I want to do some work on a list, and each step of the “work” depends on the previous one. Some steps can be IO-bound while some other can be CPU-bound. I want for example to organize as follows:
- do step 1 in parallel with at most 5 threads; put results in a channel
items1
- do step 2 in parallel with at most 12 threads; put results in a channel
items2
With channels, the following snippet is what works for me. But it’s verbose; for example I use channels to simulate thread pools with a specific number of tasks. I wonder whether there is something cleaner.
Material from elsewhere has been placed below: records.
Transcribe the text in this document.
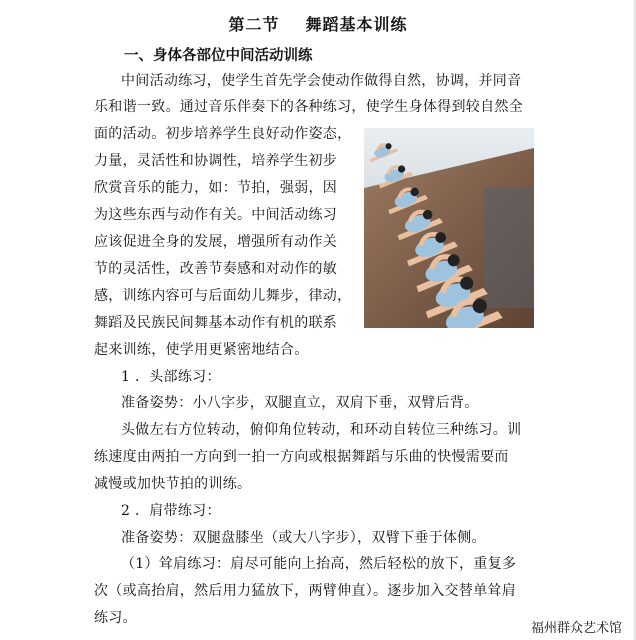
第二节 舞蹈基本训练
一、身体各部位中间活动训练
中间活动练习，使学生首先学会使动作做得自然，协调，并同音
乐和谐一致。通过音乐伴奏下的各种练习，使学生身体得到较自然全
面的活动。初步培养学生良好动作姿态，
力量，灵活性和协调性，培养学生初步
欣赏音乐的能力，如：节拍，强弱，因
为这些东西与动作有关。中间活动练习
应该促进全身的发展，增强所有动作关
节的灵活性，改善节奏感和对动作的敏
感，训练内容可与后面幼儿舞步，律动，
舞蹈及民族民间舞基本动作有机的联系
起来训练，使学用更紧密地结合。
1 ．头部练习：
准备姿势：小八字步，双腿直立，双肩下垂，双臂后背。
头做左右方位转动，俯仰角位转动，和环动自转位三种练习。训
练速度由两拍一方向到一拍一方向或根据舞蹈与乐曲的快慢需要而
减慢或加快节拍的训练。
2 ．肩带练习：
准备姿势：双腿盘膝坐（或大八字步），双臂下垂于体侧。
（1）耸肩练习：肩尽可能向上抬高，然后轻松的放下，重复多
次（或高抬肩，然后用力猛放下，两臂伸直）。逐步加入交替单耸肩
练习。
福州群众艺术馆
I tried with ThreadPools.jl and OhMyThreads.jl without success, but I don’t know these packages well.
With channels:
function work_channels(nn)
work1 = Channel{Nothing}(5)
for _=1:5; put!(work1, nothing); end
work2 = Channel{Nothing}(12)
for _=1:12; put!(work2, nothing); end
items1 = Channel(Inf)
items2 = Channel(Inf)
@sync begin
@async begin
@sync for i = 1:nn
take!(work1)
Threads.@spawn begin
sleep(0.2) # fake work
put!(items1, -i)
put!(work1, nothing)
end
end
close(work1)
close(items1)
end
@async begin
@sync for x in items1
take!(work2)
Threads.@spawn begin
sleep(0.1) # fake work
put!(items2, x^2)
put!(work2, nothing)
end
end
close(work2)
close(items2)
end
end
items2
end
With ThreadPools.jl, I do not manage to have step 2 start before step 1 is fully done (as @info
reveals):
using ThreadPools: twith, QueuePool, tforeach
function work_queuepools(nn)
items1 = Channel(Inf)
items2 = Channel(Inf)
@sync begin
Threads.@spawn begin
twith(QueuePool(2, 5)) do pool
tforeach(pool, 1:nn) do i
sleep(0.2)
@info "put 1 $(-i)"
put!(items1, -i)
end
end
close(items1)
end
Threads.@spawn begin
twith(QueuePool(2, 12)) do pool
tforeach(pool, items1) do x
sleep(0.1)
@info "put 2 $(x^2)"
put!(items2, x^2)
end
end
close(items2)
end
end
items2
end
With OhMyThreads.jl, I don’t seem to be able to pass a Channel
as the iterator to functions like tforeach
.